I’ve been a part of several teams now who have considered, or are actively considering, how they might incorporate machine learning (ML) into their business as usual. In these cases I’ve seen some predictable, and avoidable, misunderstandings.
Misunderstanding #1: ML alone will precipitate gold from voluminous corporate databases.
It can be tempting for decision makers to think of ways to leverage their resources for value. Some, quite innocently, look at corporate databases and conclude ‘there must be value in there’, and assume ML will draw that value out.
This error can be quite frustrating and costly if it lives for too long among influential decision makers.

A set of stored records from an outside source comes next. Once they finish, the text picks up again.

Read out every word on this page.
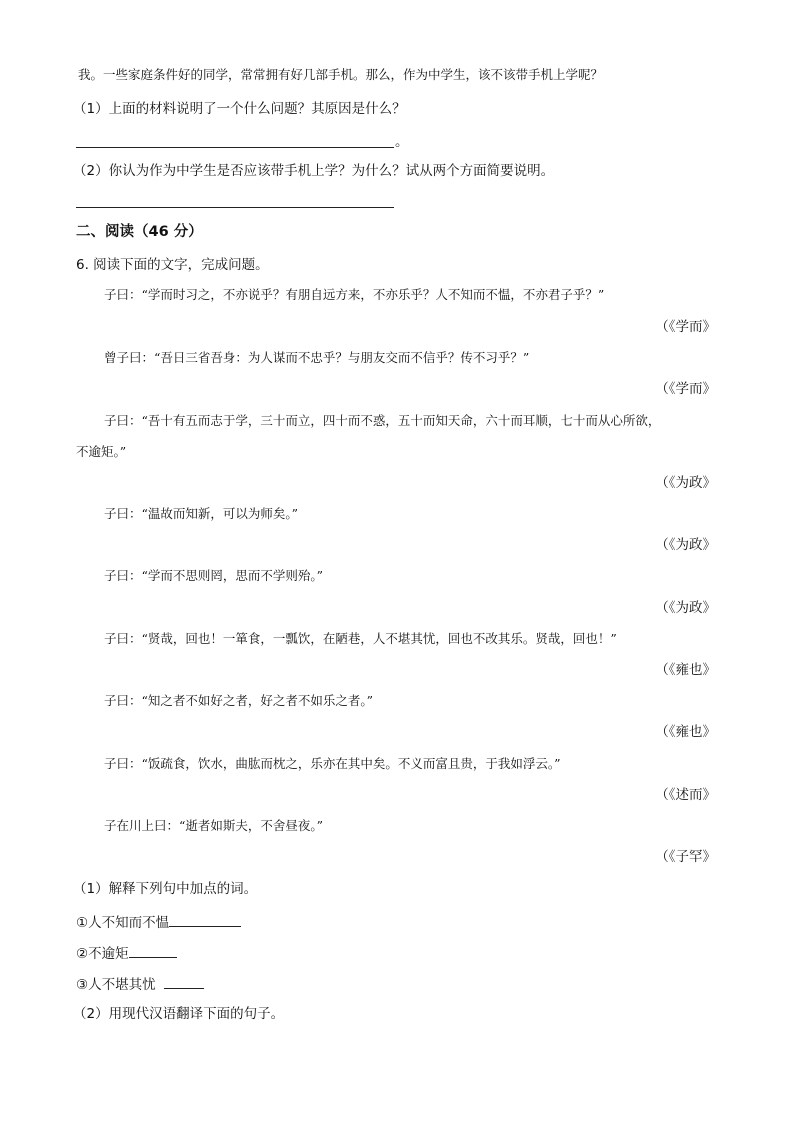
我。一些家庭条件好的同学，常常拥有好几部手机。那么，作为中学生，该不该带手机上学呢？
（1）上面的材料说明了一个什么问题？其原因是什么？
。
（2）你认为作为中学生是否应该带手机上学？为什么？试从两个方面简要说明。
二、阅读（46 分）
6. 阅读下面的文字，完成问题。
子曰：“学而时习之，不亦说乎？有朋自远方来，不亦乐乎？人不知而不愠，不亦君子乎？”
（《学而》
曾子曰：“吾日三省吾身：为人谋而不忠乎？与朋友交而不信乎？传不习乎？”
（《学而》
子曰：“吾十有五而志于学，三十而立，四十而不惑，五十而知天命，六十而耳顺，七十而从心所欲，
不逾矩。”
（《为政》
子曰：“温故而知新，可以为师矣。”
（《为政》
子曰：“学而不思则罔，思而不学则殆。”
（《为政》
子曰：“贤哉，回也！一箪食，一瓢饮，在陋巷，人不堪其忧，回也不改其乐。贤哉，回也！”
（《雍也》
子曰：“知之者不如好之者，好之者不如乐之者。”
（《雍也》
子曰：“饭疏食，饮水，曲肱而枕之，乐亦在其中矣。不义而富且贵，于我如浮云。”
（《述而》
子在川上曰：“逝者如斯夫，不舍昼夜。”
（《子罕》
（1）解释下列句中加点的词。
①人不知而不愠
②不逾矩
③人不堪其忧
（2）用现代汉语翻译下面的句子。
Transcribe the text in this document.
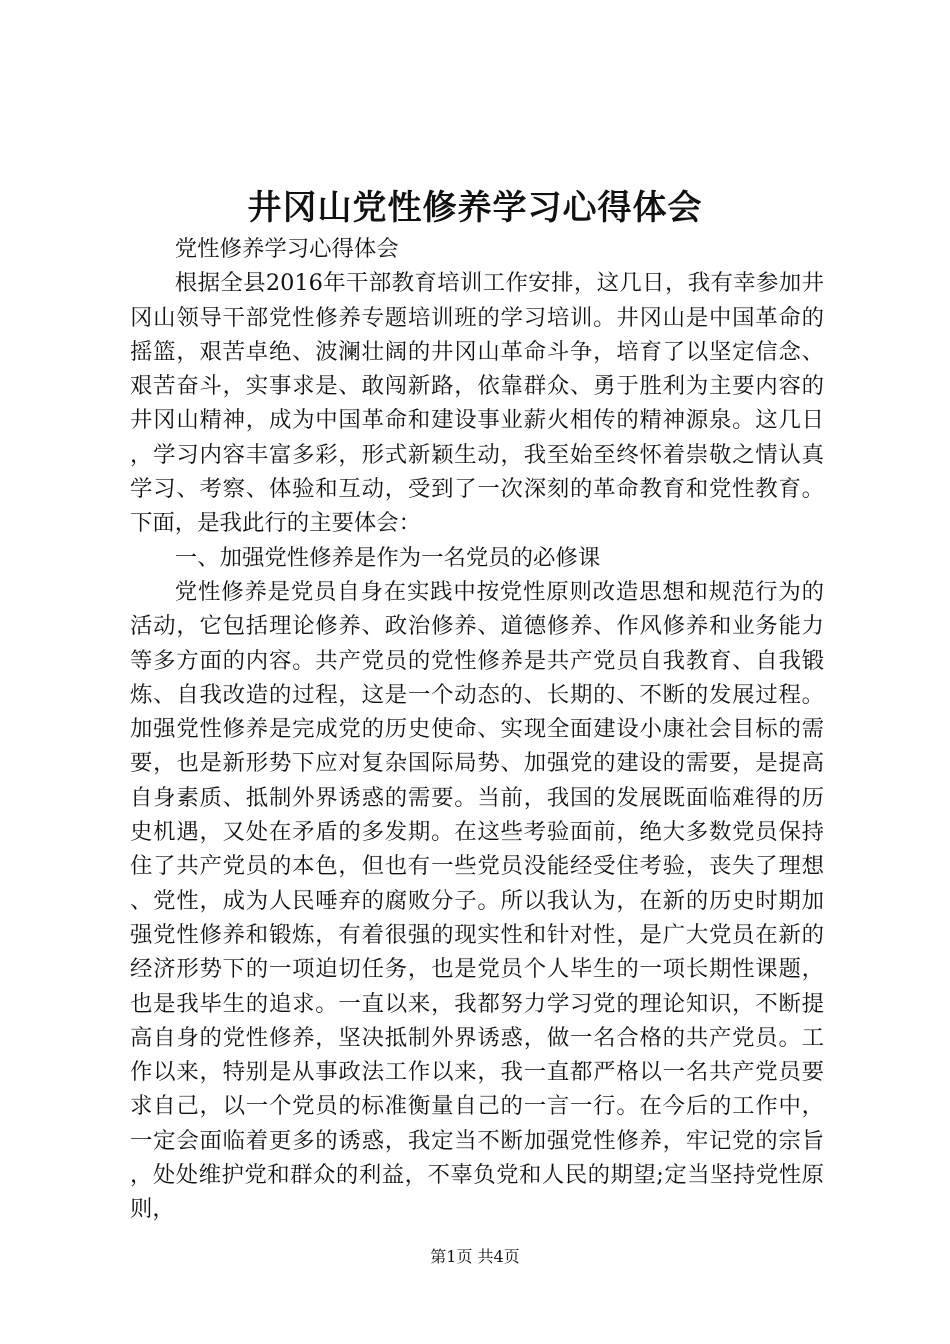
井冈山党性修养学习心得体会

党性修养学习心得体会

根据全县2016年干部教育培训工作安排，这几日，我有幸参加井冈山领导干部党性修养专题培训班的学习培训。井冈山是中国革命的摇篮，艰苦卓绝、波澜壮阔的井冈山革命斗争，培育了以坚定信念、艰苦奋斗，实事求是、敢闯新路，依靠群众、勇于胜利为主要内容的井冈山精神，成为中国革命和建设事业薪火相传的精神源泉。这几日，学习内容丰富多彩，形式新颖生动，我至始至终怀着崇敬之情认真学习、考察、体验和互动，受到了一次深刻的革命教育和党性教育。下面，是我此行的主要体会：

一、加强党性修养是作为一名党员的必修课

党性修养是党员自身在实践中按党性原则改造思想和规范行为的活动，它包括理论修养、政治修养、道德修养、作风修养和业务能力等多方面的内容。共产党员的党性修养是共产党员自我教育、自我锻炼、自我改造的过程，这是一个动态的、长期的、不断的发展过程。加强党性修养是完成党的历史使命、实现全面建设小康社会目标的需要，也是新形势下应对复杂国际局势、加强党的建设的需要，是提高自身素质、抵制外界诱惑的需要。当前，我国的发展既面临难得的历史机遇，又处在矛盾的多发期。在这些考验面前，绝大多数党员保持住了共产党员的本色，但也有一些党员没能经受住考验，丧失了理想、党性，成为人民唾弃的腐败分子。所以我认为，在新的历史时期加强党性修养和锻炼，有着很强的现实性和针对性，是广大党员在新的经济形势下的一项迫切任务，也是党员个人毕生的一项长期性课题，也是我毕生的追求。一直以来，我都努力学习党的理论知识，不断提高自身的党性修养，坚决抵制外界诱惑，做一名合格的共产党员。工作以来，特别是从事政法工作以来，我一直都严格以一名共产党员要求自己，以一个党员的标准衡量自己的一言一行。在今后的工作中，一定会面临着更多的诱惑，我定当不断加强党性修养，牢记党的宗旨，处处维护党和群众的利益，不辜负党和人民的期望;定当坚持党性原则，

第1页 共4页
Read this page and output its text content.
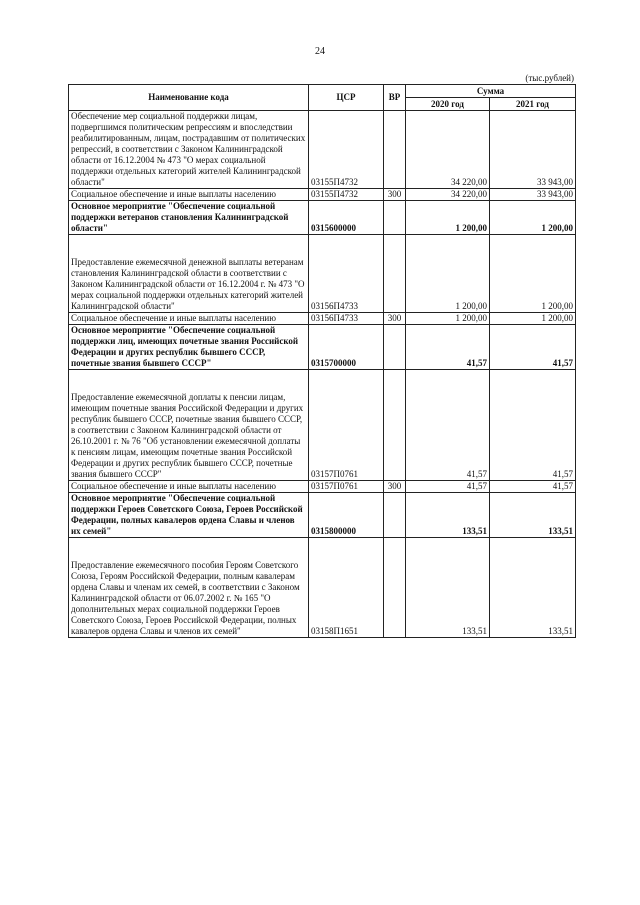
24
(тыс.рублей)
Наименование кода	ЦСР	ВР	Сумма	
			2020 год	2021 год
Обеспечение мер социальной поддержки лицам, подвергшимся политическим репрессиям и впоследствии реабилитированным, лицам, пострадавшим от политических репрессий, в соответствии с Законом Калининградской области от 16.12.2004 № 473 "О мерах социальной поддержки отдельных категорий жителей Калининградской области"	03155П4732		34 220,00	33 943,00
Социальное обеспечение и иные выплаты населению	03155П4732	300	34 220,00	33 943,00
Основное мероприятие "Обеспечение социальной поддержки ветеранов становления Калининградской области"	0315600000		1 200,00	1 200,00

Предоставление ежемесячной денежной выплаты ветеранам становления Калининградской области в соответствии с Законом Калининградской области от 16.12.2004 г. № 473 "О мерах социальной поддержки отдельных категорий жителей Калининградской области"	03156П4733		1 200,00	1 200,00
Социальное обеспечение и иные выплаты населению	03156П4733	300	1 200,00	1 200,00
Основное мероприятие "Обеспечение социальной поддержки лиц, имеющих почетные звания Российской Федерации и других республик бывшего СССР, почетные звания бывшего СССР"	0315700000		41,57	41,57

Предоставление ежемесячной доплаты к пенсии лицам, имеющим почетные звания Российской Федерации и других республик бывшего СССР, почетные звания бывшего СССР, в соответствии с Законом Калининградской области от 26.10.2001 г. № 76 "Об установлении ежемесячной доплаты к пенсиям лицам, имеющим почетные звания Российской Федерации и других республик бывшего СССР, почетные звания бывшего СССР"	03157П0761		41,57	41,57
Социальное обеспечение и иные выплаты населению	03157П0761	300	41,57	41,57
Основное мероприятие "Обеспечение социальной поддержки Героев Советского Союза, Героев Российской Федерации, полных кавалеров ордена Славы и членов их семей"	0315800000		133,51	133,51

Предоставление ежемесячного пособия Героям Советского Союза, Героям Российской Федерации, полным кавалерам ордена Славы и членам их семей, в соответствии с Законом Калининградской области от 06.07.2002 г. № 165 "О дополнительных мерах социальной поддержки Героев Советского Союза, Героев Российской Федерации, полных кавалеров ордена Славы и членов их семей"	03158П1651		133,51	133,51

A more productive process for creating value – at least as far as ML is concerned – is to examine where the team is spending the most amount of time and effort. Are any of those activities repetitive? Or do any require an experienced person to gather a lot of data to make a determination? Of you answered ‘yes’ to either of those questions, then it is possible – though not certain! – ML could help you.
Examples of where ML has been quite useful:
- Automating the diagnosis of mechanical failures in oil wells given static and time data.
- Automating MRI interpretation for radiologists.
- Determining if a customer is likely to buy a product based on their demographic information (as they walk into the store!).
- Using a person’s alcohol purchasing history to determine their voting behavior in US presidential elections.
- Automatically interpreting oil well drilling information to raise alarms to drilling engineers.
Misunderstanding #2: ML has no overhead above and beyond the final ML analysis.
I’ve heard a famous machine learning professor – who consults regularly – say there’s no point to explore ML unless there’s already a data warehouse available. If you don’t know if your company has a data warehouse, then it probably doesn’t.
A data warehouse is a database that pulls in information from many different sources, and can be accessed using regular software tools across the organisation. The warehouse may be in Amazon AWS, or Google Cloud Storage, or could be a solution like the PI from OSIsoft (common in industrial plants, factories and oil/gas assets).
A data warehouse provides a foundation where data importing and cleansing can be automated. Once established, a data warehouse is the natural place to deploy a machine learning model (i.e. where you can generate newly calculated values in your database) and make that available to the organisation through established data warehouse tools.
Misunderstanding #3: ML is supposed to be quick and cutting-edge. It doesn’t need laborious, manual, work.
Some ML requires a reliable ground truth dataset – called training data – so manually establishing a reliable ground truth can be beneficial to an ML project. Such ML techniques are called ‘supervised learning’ techniques – and the results of the models are only as good as the training data. So investing in very high quality training data can be valuable.
Take ML algorithms that automate the interpretation of MRI scans, for example. It is easy to see why errors should be avoided – so training the algorithm on many images with known diagnoses would help ensure the resulting ML model is robust. But that means time and cost are required to generate the input training data before a suitable ML model can be built.
Misunderstanding #4: ML should be used to do cutting-edge work in our non-computer science field, not boring repetitive tasks like reporting.
In reality, ML can really shine when used to automate categorisation work currently being done manually.
I once knew a company that hired 21 engineers (3 teams of 6, and their leaders) to essentially do three things repeatedly:
- Push wells to produce as much natural gas as possible.
- If the well was already producing, i.e. was ‘up and running’, the options for the engineer was ‘speed up the pump’, ‘slow down the pump’ or ‘do nothing’.
- Diagnose why an off-line well had failed, so that it can be repaired properly.
- While there were ~60 various ways the wells could break, 3 of the failure mechanisms comprised ~85% of all failures!
- Fill out paperwork related to issue #2 so that the well could be repaired.
- The paperwork was very repetitive.
In total, this activity was worth about $25M/year in revenue and governed $240M/year in costs. So employing people to do the task was a no-brainer.
Even so, and it may already be obvious, but this line of work was ripe for automation using ML. All production optimisation, diagnostics, and paperwork could be automated by a single python engineer and overseen by a single legacy engineer. Indeed, if the ML model was watched carefully, the results would have been faster, more accurate and more reliable – and would never take a vacation day!
Note: You might think the other 16 engineers (and 3 team leaders) would be made redundant – but they may not be! They could be re-allocated to other valuable work internally in the organisation. It just depends on the opportunities available.
So yeah, those are the headline issues I’ve seen when decision makers are considering ML in their workflows. Just remember – ML, just like other techniques at work, is not magic! It is only a tool to help here and there. At times it can help a lot! But it does require some basic technical and organisational support.